Practitioners should note that, particularly when presenting arguments aimed at reducing the amount of costs sought by the successful party, referring to what the comparable costs order would have been under the HCRs is only a factor that an arbitrator may take into account when assessing the reasonableness of the costs sought. However, the arbitrator is not required to take this into account and, even if they do, it is unlikely to be determinative. It is therefore not a factor that ought to be given any special weight. 

Both StockCo and McCracken also serve as a useful reminder of the high bar that an applicant faces when seeking to challenge an arbitral costs award in New Zealand. Clause 6(3) of Schedule 2 of the Act provides that the Court may vary a costs award if satisfied that the amount or allocation of those costs is “unreasonable in all the circumstances”.  Both cases note that unreasonableness in this context requires the allocation of costs to have been “irrational” – an allocation “that no reasonable arbitral tribunal could have made”.  Because the allocation of costs is an exercise of the arbitrator’s discretion, the High Court will not intervene and carry out its own assessment of the weight that the arbitrator gave to various issues, provided that the arbitrator made its decision on a principled and reasonable basis. This reinforces the expectation of finality of an arbitrator’s decision.

McCracken also illustrates the different practical outcomes on costs that are likely to arise in arbitration versus court proceedings. As a rule of thumb, a successful party in arbitration in New Zealand may recover a much higher proportion of their actual costs than they would in court proceedings. This highlights access to justice factors that can be viewed as cutting both ways. For example, a potential claimant in arbitration proceedings may consider, when assessing their potential net financial position if they achieve a successful outcome, the prospect of receiving a much higher proportion of their actual costs from the defendant. Conversely, a potential claimant with a genuine but uncertain claim may be put off initiating arbitration proceedings due to the risk of higher adverse cost exposure in the event their claim is ultimately unsuccessful.  
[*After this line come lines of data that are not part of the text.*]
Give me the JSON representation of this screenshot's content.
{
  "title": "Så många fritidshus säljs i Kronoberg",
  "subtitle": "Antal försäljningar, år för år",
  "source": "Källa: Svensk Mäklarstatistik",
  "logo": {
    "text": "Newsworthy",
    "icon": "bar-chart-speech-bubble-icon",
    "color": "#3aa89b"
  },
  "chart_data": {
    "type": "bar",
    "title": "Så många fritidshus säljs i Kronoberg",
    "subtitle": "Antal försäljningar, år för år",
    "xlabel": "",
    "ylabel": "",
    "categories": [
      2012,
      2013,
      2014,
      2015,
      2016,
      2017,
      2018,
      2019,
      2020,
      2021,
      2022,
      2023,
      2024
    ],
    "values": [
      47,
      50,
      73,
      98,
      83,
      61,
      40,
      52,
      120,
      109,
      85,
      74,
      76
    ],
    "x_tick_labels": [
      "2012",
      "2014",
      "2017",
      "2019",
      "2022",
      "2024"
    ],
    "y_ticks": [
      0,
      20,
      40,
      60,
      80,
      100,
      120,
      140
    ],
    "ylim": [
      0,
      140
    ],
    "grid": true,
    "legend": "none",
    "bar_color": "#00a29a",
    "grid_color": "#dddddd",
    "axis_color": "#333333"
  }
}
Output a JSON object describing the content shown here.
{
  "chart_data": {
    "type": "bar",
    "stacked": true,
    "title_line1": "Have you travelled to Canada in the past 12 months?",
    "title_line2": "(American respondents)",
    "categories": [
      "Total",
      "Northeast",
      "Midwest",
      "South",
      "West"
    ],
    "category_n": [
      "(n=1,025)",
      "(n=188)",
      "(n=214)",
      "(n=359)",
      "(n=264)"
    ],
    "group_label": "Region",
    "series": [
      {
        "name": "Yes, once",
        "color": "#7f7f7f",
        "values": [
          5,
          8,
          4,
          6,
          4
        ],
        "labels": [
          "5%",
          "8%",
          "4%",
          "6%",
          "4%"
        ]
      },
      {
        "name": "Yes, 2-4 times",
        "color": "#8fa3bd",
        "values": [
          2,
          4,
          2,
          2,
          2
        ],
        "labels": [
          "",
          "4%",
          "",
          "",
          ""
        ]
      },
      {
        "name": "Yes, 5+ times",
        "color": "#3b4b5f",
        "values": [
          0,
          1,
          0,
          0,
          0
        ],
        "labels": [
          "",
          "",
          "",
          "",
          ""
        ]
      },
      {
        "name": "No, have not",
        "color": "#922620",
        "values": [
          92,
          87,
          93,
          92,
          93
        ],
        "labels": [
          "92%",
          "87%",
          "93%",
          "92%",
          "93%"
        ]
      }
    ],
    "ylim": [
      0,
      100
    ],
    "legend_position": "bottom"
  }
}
These two decisions reinforce the distinction, in both theory and procedure, between arbitration and litigation in New Zealand. It is a mistake to conflate the two, or to assume that the rules applicable to litigation apply to arbitration. In our opinion, the procedural flexibility offered by arbitration (including the power to award costs at levels potentially higher than those available under the HCRs) is a significant advantage for many parties who choose arbitration.